Desde Outubro de 2011, o Governo reduziu de 25% para 20% o teor de álcool anidro misturado à gasolina vendida nos postos do país.

Por sua vez, a Inspeção Veicular está cada vez mais rígida. Além de analisarem os índices de COc, HCc, Fator de Diluição, vazamentos debaixo do veículo, já está em vigor a pré-inspeção de ruído.

E cada vez mais veículos são reprovados na Inspeção. Uma das causas está justamente na qualidade do combustível, que está sendo cada vez “batizado”.

Atente-se a isso e exija o teste! É rápido e um direito seu. Além de saber o que está comprando, irá coibir possíveis fraudadores.

O brasileiro tem todo direito de saber a qualidade do combustível que usa. Basta pedir ao gerente do Posto, que efetue o teste na sua frente.

O que vale mesmo é a origem do combustível do próprio estabelecimento, e não da Bandeira.

E preparem seus bolsos: A prefeitura de São Paulo está estudando a implantação da inspeção mecânica obrigatória. A idéia, segundo a própria, é reduzir o número de acidentes.

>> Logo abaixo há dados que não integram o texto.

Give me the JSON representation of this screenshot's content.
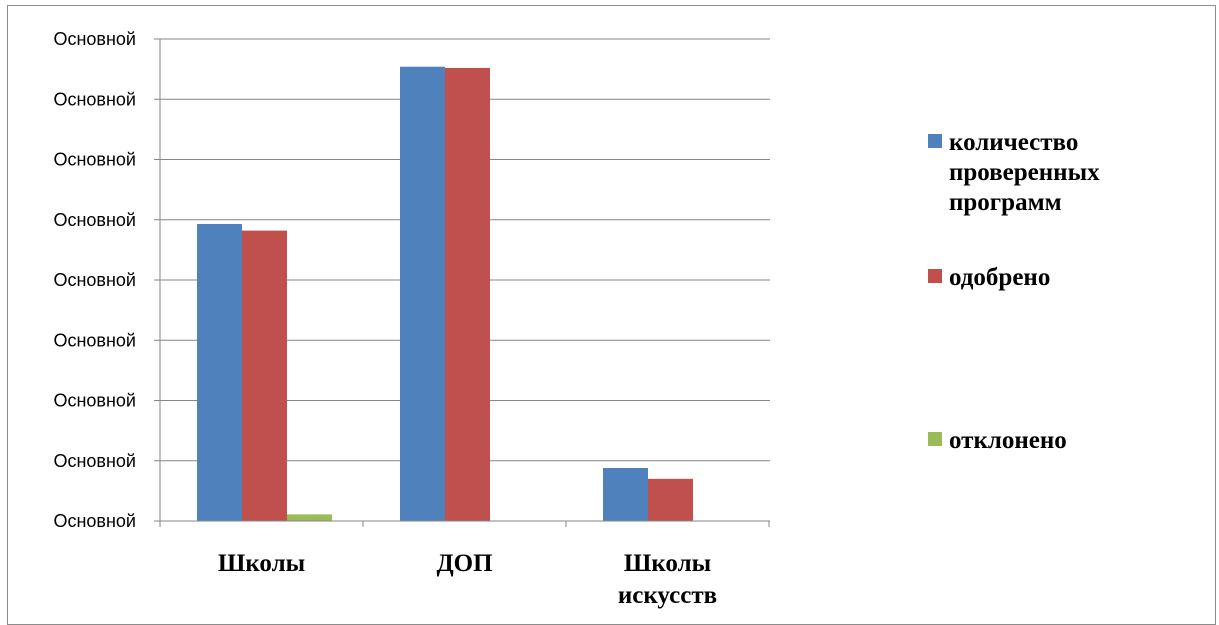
{
  "chart_data": {
    "type": "bar",
    "title": "",
    "xlabel": "",
    "ylabel": "",
    "categories": [
      [
        "Школы"
      ],
      [
        "ДОП"
      ],
      [
        "Школы",
        "искусств"
      ]
    ],
    "y_tick_labels": [
      "Основной",
      "Основной",
      "Основной",
      "Основной",
      "Основной",
      "Основной",
      "Основной",
      "Основной",
      "Основной"
    ],
    "ylim": [
      0,
      8
    ],
    "grid": true,
    "legend_position": "right",
    "series": [
      {
        "name": [
          "количество",
          "проверенных",
          "программ"
        ],
        "color": "#4f81bd",
        "values": [
          4.93,
          7.54,
          0.88
        ]
      },
      {
        "name": [
          "одобрено"
        ],
        "color": "#c0504d",
        "values": [
          4.82,
          7.52,
          0.7
        ]
      },
      {
        "name": [
          "отклонено"
        ],
        "color": "#9bbb59",
        "values": [
          0.11,
          0,
          0
        ]
      }
    ]
  }
}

Hoje, em decorrência dessa obrigatoriedade, temos uma frota velha, sucateada, sem documentação adequada, que representam 70% da frota em circulação, guiados por muitos motoristas imprudentes.

E o destino desses veículos? Rodar até serem flagrados e recolhidos, ou abandonados nas ruas como já reportei anteriormente. Multas, taxas de Inspeção, radares para averiguar veículos sem o selo de Inspeção e mais verba para os gordos cofres do Governo e/ou suas cuecas com bolsos de nossos representantes.

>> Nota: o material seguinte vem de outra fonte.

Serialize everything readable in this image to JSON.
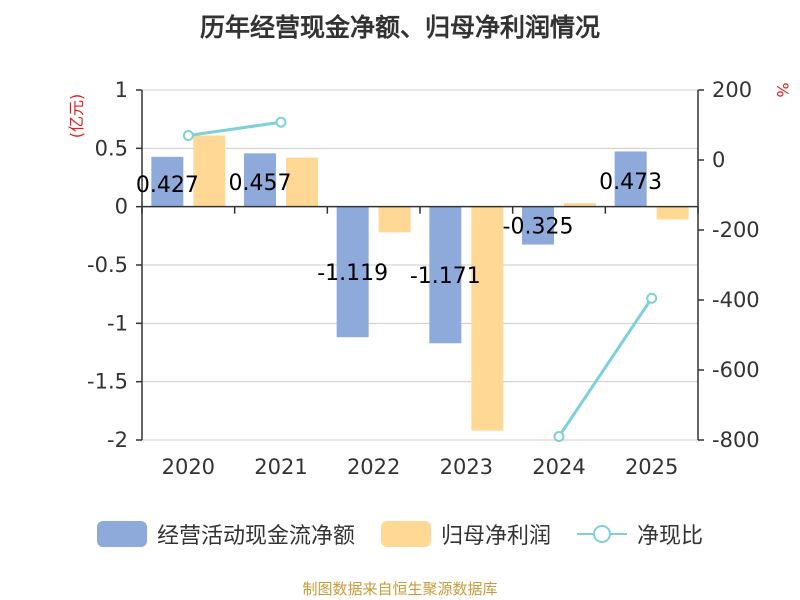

Pois bem, a idéia é boa, mas bem distante de nossa realidade. Creio que seria mais relevante e urgente adestrar os velhos e novos motoristas, ensinando algumas regras de direção defensiva, por exemplo, e implantar mais transportes coletivos com um mínimo de qualidade, a um preço mais justo.

Senhor Prefeito e colegas, não se atentem apenas a belos ônibus automáticos e semi-novos que transitam pela Faria Lima, Av.Paulista e arredores. Visite o transporte público metropolitano da periferia e intermunicipal, por exemplo.

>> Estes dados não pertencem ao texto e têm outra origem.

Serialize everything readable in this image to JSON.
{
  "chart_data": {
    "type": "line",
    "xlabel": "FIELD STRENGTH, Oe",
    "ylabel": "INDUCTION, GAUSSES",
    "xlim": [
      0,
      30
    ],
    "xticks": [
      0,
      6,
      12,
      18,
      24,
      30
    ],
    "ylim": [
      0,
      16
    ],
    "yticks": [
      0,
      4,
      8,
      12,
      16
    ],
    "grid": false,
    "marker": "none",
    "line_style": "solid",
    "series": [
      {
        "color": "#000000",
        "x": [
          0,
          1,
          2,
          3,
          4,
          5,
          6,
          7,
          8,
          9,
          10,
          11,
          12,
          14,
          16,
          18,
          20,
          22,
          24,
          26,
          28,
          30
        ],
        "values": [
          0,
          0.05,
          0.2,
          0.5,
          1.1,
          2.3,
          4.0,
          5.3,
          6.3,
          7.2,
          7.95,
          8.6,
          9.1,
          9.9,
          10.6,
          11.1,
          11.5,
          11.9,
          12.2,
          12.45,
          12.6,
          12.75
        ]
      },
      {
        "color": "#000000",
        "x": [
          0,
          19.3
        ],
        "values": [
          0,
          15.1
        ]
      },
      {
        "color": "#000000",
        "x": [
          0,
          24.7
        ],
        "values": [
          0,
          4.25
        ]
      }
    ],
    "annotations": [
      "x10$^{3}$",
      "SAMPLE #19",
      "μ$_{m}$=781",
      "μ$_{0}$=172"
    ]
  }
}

E o Metrô? Suas instalações antigas já estão mais que pagas. A Energia Elétrica que abastece o mesmo deveria ter preço mais baixo, tanto que a própria FIESP lançou campanha por energia mais barata.

E quanto aos ônibus então? Quanto custa o litro do óleo diesel e quantos passageiros um ônibus urbano transporta?

Por que não dar incentivos a produção de energia Eólica, por exemplo? Uma energia barata, limpa e que não iria agredir a Natureza.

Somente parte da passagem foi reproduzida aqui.